Heidenreich P A, Lee T T, Massie B M
Department of Health Research and Policy, Stanford University, California, USA.
J Am Coll Cardiol. 1997 Jul;30(1):27-34. doi: 10.1016/s0735-1097(97)00104-6.
We sought to evaluate the current evidence for an effect of beta-blockade treatment on mortality in patients with congestive heart failure (CHF).
Although numerous small studies have suggested a benefit with beta-blocker therapy in patients with heart failure, a clear survival benefit has not been demonstrated. A recent combined analysis of several studies with the alpha- and beta-adrenergic blocking agent carvedilol demonstrated a significant survival advantage; however, the total number of events was small. Furthermore, it is unclear if previous studies with other beta-blockers are consistent with this finding.
Randomized clinical trials of beta-blockade treatment in patients with CHF from January 1975 through February 1997 were identified using a MEDLINE search and a review of reports from scientific meetings.
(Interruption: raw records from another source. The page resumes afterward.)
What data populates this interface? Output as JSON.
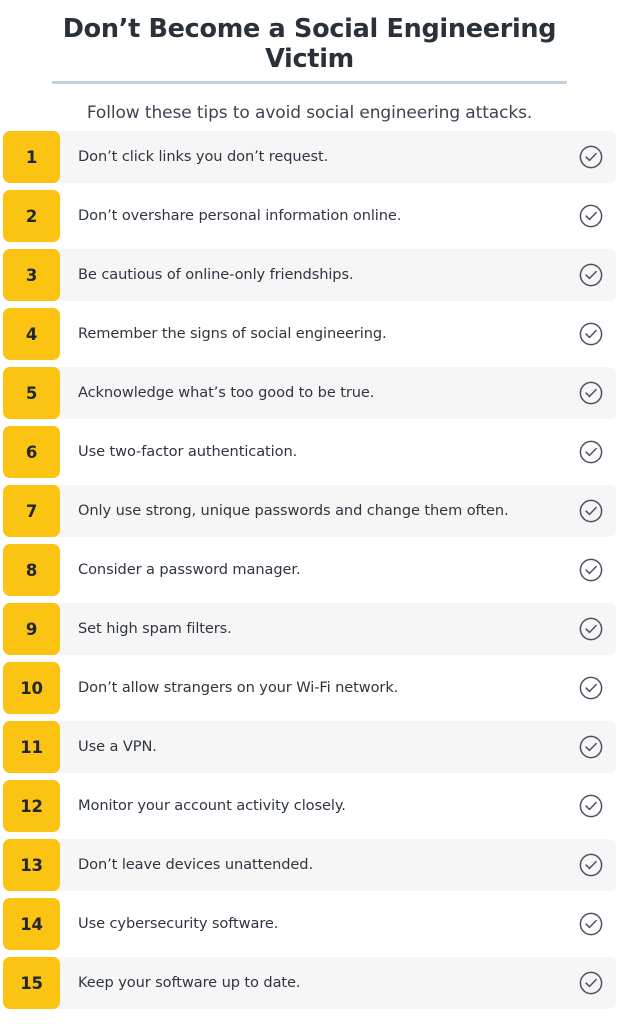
{
  "header": {
    "title": "Don’t Become a Social Engineering Victim",
    "subtitle": "Follow these tips to avoid social engineering attacks."
  },
  "colors": {
    "number_badge": "#FBC412",
    "title_text": "#2B3138",
    "body_text": "#2F3640",
    "title_rule": "#C3CEDF",
    "row_shaded": "#F6F6F7",
    "row_plain": "#FFFFFF",
    "check_icon": "#4A5261"
  },
  "list": {
    "check_icon_name": "check-circle-icon",
    "items": [
      {
        "number": "1",
        "text": "Don’t click links you don’t request."
      },
      {
        "number": "2",
        "text": "Don’t overshare personal information online."
      },
      {
        "number": "3",
        "text": "Be cautious of online-only friendships."
      },
      {
        "number": "4",
        "text": "Remember the signs of social engineering."
      },
      {
        "number": "5",
        "text": "Acknowledge what’s too good to be true."
      },
      {
        "number": "6",
        "text": "Use two-factor authentication."
      },
      {
        "number": "7",
        "text": "Only use strong, unique passwords and change them often."
      },
      {
        "number": "8",
        "text": "Consider a password manager."
      },
      {
        "number": "9",
        "text": "Set high spam filters."
      },
      {
        "number": "10",
        "text": "Don’t allow strangers on your Wi-Fi network."
      },
      {
        "number": "11",
        "text": "Use a VPN."
      },
      {
        "number": "12",
        "text": "Monitor your account activity closely."
      },
      {
        "number": "13",
        "text": "Don’t leave devices unattended."
      },
      {
        "number": "14",
        "text": "Use cybersecurity software."
      },
      {
        "number": "15",
        "text": "Keep your software up to date."
      }
    ]
  }
}
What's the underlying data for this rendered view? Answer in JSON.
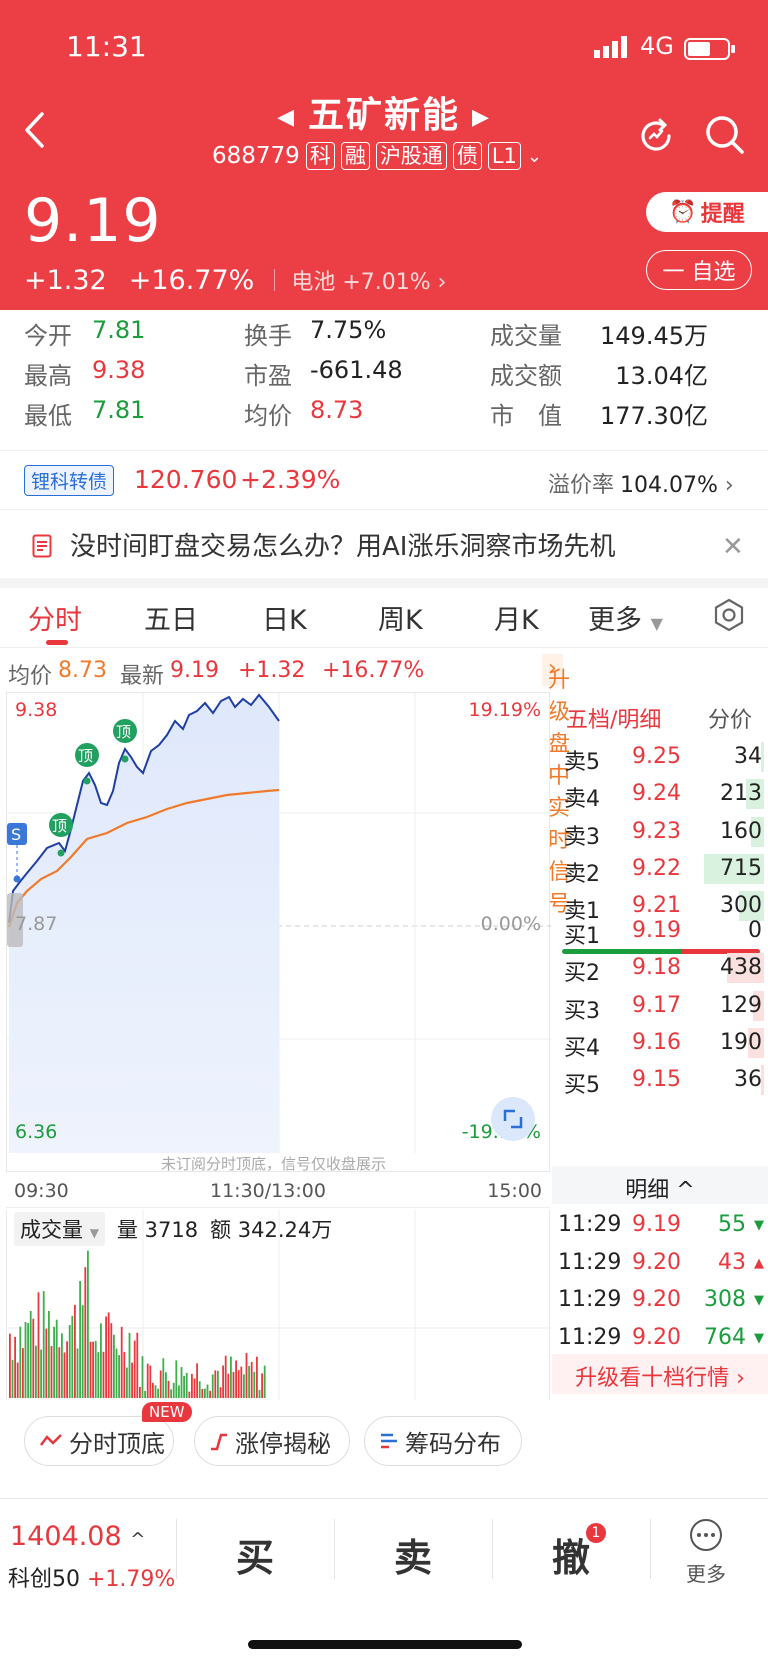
{
  "status_bar": {
    "time": "11:31",
    "network": "4G"
  },
  "header": {
    "title": "五矿新能",
    "code": "688779",
    "tags": [
      "科",
      "融",
      "沪股通",
      "债",
      "L1"
    ],
    "price": "9.19",
    "change": "+1.32",
    "change_pct": "+16.77%",
    "sector": "电池",
    "sector_pct": "+7.01%",
    "remind_label": "提醒",
    "watch_label": "一 自选"
  },
  "stats": {
    "open_label": "今开",
    "open": "7.81",
    "high_label": "最高",
    "high": "9.38",
    "low_label": "最低",
    "low": "7.81",
    "turnover_label": "换手",
    "turnover": "7.75%",
    "pe_label": "市盈",
    "pe": "-661.48",
    "avg_label": "均价",
    "avg": "8.73",
    "volume_label": "成交量",
    "volume": "149.45万",
    "amount_label": "成交额",
    "amount": "13.04亿",
    "mcap_label": "市　值",
    "mcap": "177.30亿"
  },
  "bond": {
    "name": "锂科转债",
    "price": "120.760",
    "change_pct": "+2.39%",
    "premium_label": "溢价率",
    "premium": "104.07%"
  },
  "ad": {
    "text": "没时间盯盘交易怎么办？用AI涨乐洞察市场先机"
  },
  "tabs": [
    "分时",
    "五日",
    "日K",
    "周K",
    "月K",
    "更多"
  ],
  "quote_line": {
    "avg_label": "均价",
    "avg": "8.73",
    "latest_label": "最新",
    "latest": "9.19",
    "change": "+1.32",
    "change_pct": "+16.77%",
    "signal_upgrade": "升级盘中实时信号"
  },
  "chart": {
    "y_max": "9.38",
    "y_mid": "7.87",
    "y_min": "6.36",
    "pct_max": "19.19%",
    "pct_mid": "0.00%",
    "pct_min": "-19.19%",
    "time_start": "09:30",
    "time_mid": "11:30/13:00",
    "time_end": "15:00",
    "note": "未订阅分时顶底，信号仅收盘展示",
    "signal_top": "顶",
    "signal_s": "S"
  },
  "volume": {
    "selector": "成交量",
    "vol_label": "量",
    "vol": "3718",
    "amt_label": "额",
    "amt": "342.24万"
  },
  "order_book": {
    "title": "五档/明细",
    "price_tab": "分价",
    "asks": [
      {
        "label": "卖5",
        "price": "9.25",
        "vol": "34"
      },
      {
        "label": "卖4",
        "price": "9.24",
        "vol": "213"
      },
      {
        "label": "卖3",
        "price": "9.23",
        "vol": "160"
      },
      {
        "label": "卖2",
        "price": "9.22",
        "vol": "715"
      },
      {
        "label": "卖1",
        "price": "9.21",
        "vol": "300"
      }
    ],
    "bids": [
      {
        "label": "买1",
        "price": "9.19",
        "vol": "0"
      },
      {
        "label": "买2",
        "price": "9.18",
        "vol": "438"
      },
      {
        "label": "买3",
        "price": "9.17",
        "vol": "129"
      },
      {
        "label": "买4",
        "price": "9.16",
        "vol": "190"
      },
      {
        "label": "买5",
        "price": "9.15",
        "vol": "36"
      }
    ],
    "detail_label": "明细",
    "trades": [
      {
        "time": "11:29",
        "price": "9.19",
        "vol": "55",
        "dir": "down"
      },
      {
        "time": "11:29",
        "price": "9.20",
        "vol": "43",
        "dir": "up"
      },
      {
        "time": "11:29",
        "price": "9.20",
        "vol": "308",
        "dir": "down"
      },
      {
        "time": "11:29",
        "price": "9.20",
        "vol": "764",
        "dir": "down"
      }
    ],
    "upgrade_depth": "升级看十档行情"
  },
  "tools": {
    "new_badge": "NEW",
    "top_bottom": "分时顶底",
    "limit_up": "涨停揭秘",
    "chips": "筹码分布"
  },
  "bottom_bar": {
    "index_value": "1404.08",
    "index_name": "科创50",
    "index_pct": "+1.79%",
    "buy": "买",
    "sell": "卖",
    "cancel": "撤",
    "cancel_badge": "1",
    "more": "更多"
  },
  "colors": {
    "header_red": "#ec3f45",
    "rise": "#e8383d",
    "fall": "#1a9d3c",
    "avg_line": "#f07a2a",
    "price_line": "#1f3fa6"
  }
}
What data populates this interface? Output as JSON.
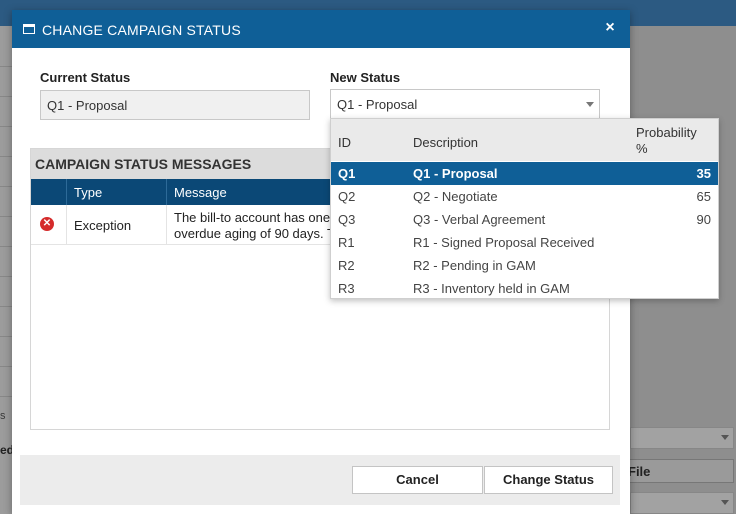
{
  "background": {
    "fragment_left_1": "s",
    "fragment_left_2": "ed",
    "file_button": "File"
  },
  "dialog": {
    "title": "CHANGE CAMPAIGN STATUS",
    "close_glyph": "×",
    "current_status": {
      "label": "Current Status",
      "value": "Q1 - Proposal"
    },
    "new_status": {
      "label": "New Status",
      "value": "Q1 - Proposal"
    },
    "messages": {
      "heading": "CAMPAIGN STATUS MESSAGES",
      "columns": [
        "Type",
        "Message"
      ],
      "rows": [
        {
          "icon": "error-icon",
          "type": "Exception",
          "message_line1": "The bill-to account has one",
          "message_line2": "overdue aging of 90 days. T"
        }
      ]
    },
    "buttons": {
      "cancel": "Cancel",
      "change_status": "Change Status"
    }
  },
  "dropdown": {
    "columns": {
      "id": "ID",
      "description": "Description",
      "probability": "Probability %"
    },
    "options": [
      {
        "id": "Q1",
        "description": "Q1 - Proposal",
        "probability": "35",
        "selected": true
      },
      {
        "id": "Q2",
        "description": "Q2 - Negotiate",
        "probability": "65",
        "selected": false
      },
      {
        "id": "Q3",
        "description": "Q3 - Verbal Agreement",
        "probability": "90",
        "selected": false
      },
      {
        "id": "R1",
        "description": "R1 - Signed Proposal Received",
        "probability": "",
        "selected": false
      },
      {
        "id": "R2",
        "description": "R2 - Pending in GAM",
        "probability": "",
        "selected": false
      },
      {
        "id": "R3",
        "description": "R3 - Inventory held in GAM",
        "probability": "",
        "selected": false
      }
    ]
  },
  "colors": {
    "header_blue": "#0f5f97",
    "grid_header_navy": "#0b4876",
    "error_red": "#d52b2b"
  }
}
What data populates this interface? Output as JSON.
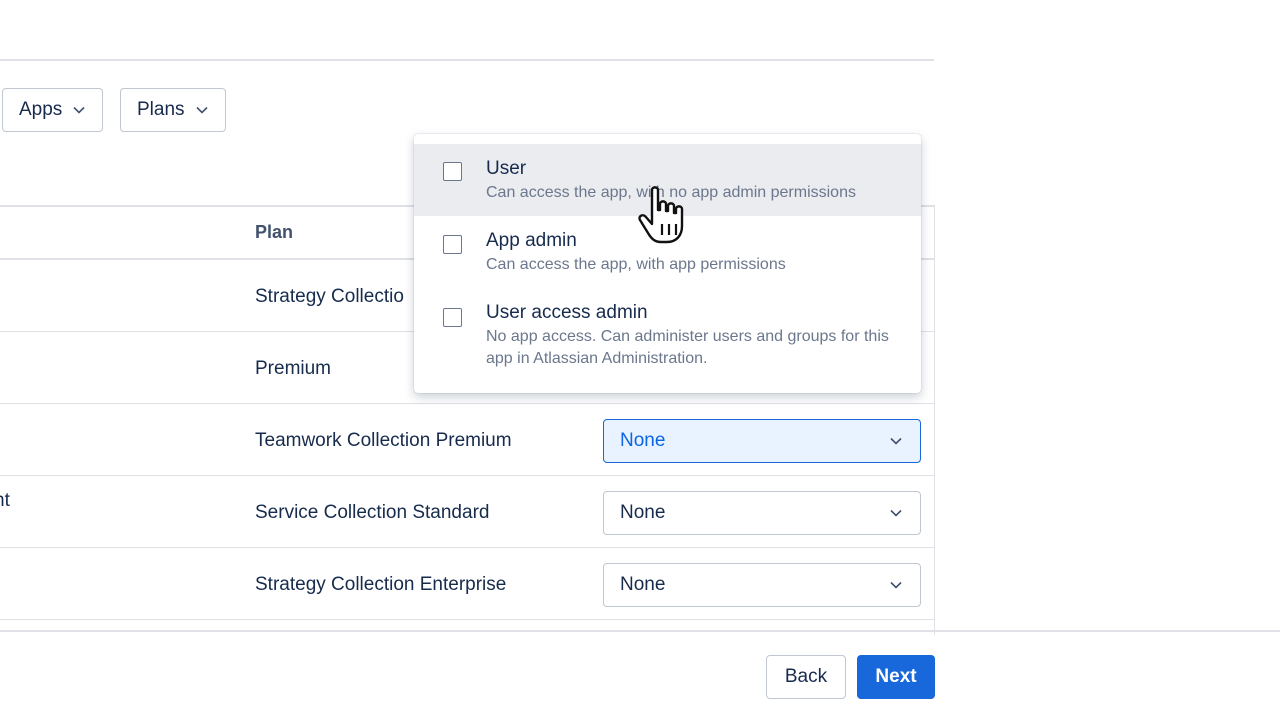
{
  "filters": {
    "apps_label": "Apps",
    "plans_label": "Plans"
  },
  "table": {
    "plan_header": "Plan",
    "partial_text": "nt",
    "rows": [
      {
        "plan": "Strategy Collectio"
      },
      {
        "plan": "Premium"
      },
      {
        "plan": "Teamwork Collection Premium",
        "role": "None"
      },
      {
        "plan": "Service Collection Standard",
        "role": "None"
      },
      {
        "plan": "Strategy Collection Enterprise",
        "role": "None"
      }
    ]
  },
  "dropdown": {
    "options": [
      {
        "title": "User",
        "description": "Can access the app, with no app admin permissions"
      },
      {
        "title": "App admin",
        "description": "Can access the app, with app permissions"
      },
      {
        "title": "User access admin",
        "description": "No app access. Can administer users and groups for this app in Atlassian Administration."
      }
    ]
  },
  "footer": {
    "back_label": "Back",
    "next_label": "Next"
  },
  "colors": {
    "accent": "#1868db",
    "active_select_bg": "#e9f2ff",
    "hover_bg": "#ebecf0",
    "border": "#c1c7d0",
    "text": "#172b4d",
    "muted_text": "#6b778c"
  },
  "icons": {
    "filter_chevron": "chevron-down-icon",
    "select_chevron": "chevron-down-icon",
    "pointer": "hand-pointer-icon"
  }
}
Studies were included if mortality was reported during 3 or more months of follow-up.
We identified 35 reports, 17 of which met the inclusion criteria. These studies included 3,039 patients with follow-up ranging from 3 months to 2 years. Beta-blockade was associated with a trend toward mortality reduction in 13 studies. When all 17 reports were combined, beta-blockade significantly reduced all-cause mortality (random effect odds ratio [OR] 0.69, 95% confidence interval [CI] 0.54 to 0.88). A trend toward greater treatment effect was noted for nonsudden cardiac death (OR 0.58, 95% CI 0.40 to 0.83) compared with sudden cardiac death (OR 0.84, 95% CI 0.59 to 1.2). Similar reductions in mortality were observed for patients with ischemic (OR 0.69, 95% CI 0.49 to 0.98) and nonischemic cardiomyopathy (OR 0.69, 95% CI 0.47 to 0.99). The survival benefit was greater for trials of the drug carvedilol (OR 0.54, 95% CI 0.36 to 0.81) than for noncarvedilol drugs (OR 0.82, 95% CI 0.60 to 1.12); however, the difference did not reach statistical significance (p = 0.10).
Pooled evidence suggests that beta-blockade reduces all-cause mortality in patients with CHF. Additional trials are required to determine whether carvedilol differs in its effect from other agents.
我们试图评估β受体阻滞剂治疗对充血性心力衰竭(CHF)患者死亡率影响的现有证据。
尽管众多小型研究提示β受体阻滞剂治疗对心力衰竭患者有益,但尚未证实其具有明确的生存获益。最近一项对多项使用α和β肾上腺素能阻滞剂卡维地洛的研究进行的综合分析显示出显著的生存优势;然而,事件总数较少。此外,尚不清楚之前使用其他β受体阻滞剂的研究是否与这一发现一致。
通过检索MEDLINE以及回顾科学会议报告,确定1975年1月至1997年2月期间CHF患者β受体阻滞剂治疗的随机临床试验。如果报告了3个月或更长时间随访期间的死亡率,则纳入研究。
我们确定了35份报告,其中17份符合纳入标准。这些研究包括3039例患者,随访时间为3个月至2年。13项研究中β受体阻滞剂与死亡率降低趋势相关。当合并所有17份报告时,β受体阻滞剂显著降低全因死亡率(随机效应比值比[OR]0.69,95%置信区间[CI]0.54至0.88)。与心源性猝死(OR 0.84,95%CI 0.59至1.2)相比,非心源性猝死的治疗效果有更大的降低趋势(OR 0.58,95%CI 0.40至0.83)。缺血性心肌病(OR 0.69,95%CI 0.49至0.98)和非缺血性心肌病(OR 0.69,95%CI 0.47至0.99)患者的死亡率也有类似降低。卡维地洛试验的生存获益(OR 0.54,95%CI 0.36至0.81)大于非卡维地洛药物(OR 0.82,95%CI 0.60至1.12);然而,差异未达到统计学意义(p = 0.10)。
汇总证据表明β受体阻滞剂可降低CHF患者的全因死亡率。需要更多试验来确定卡维地洛与其他药物在疗效上是否存在差异。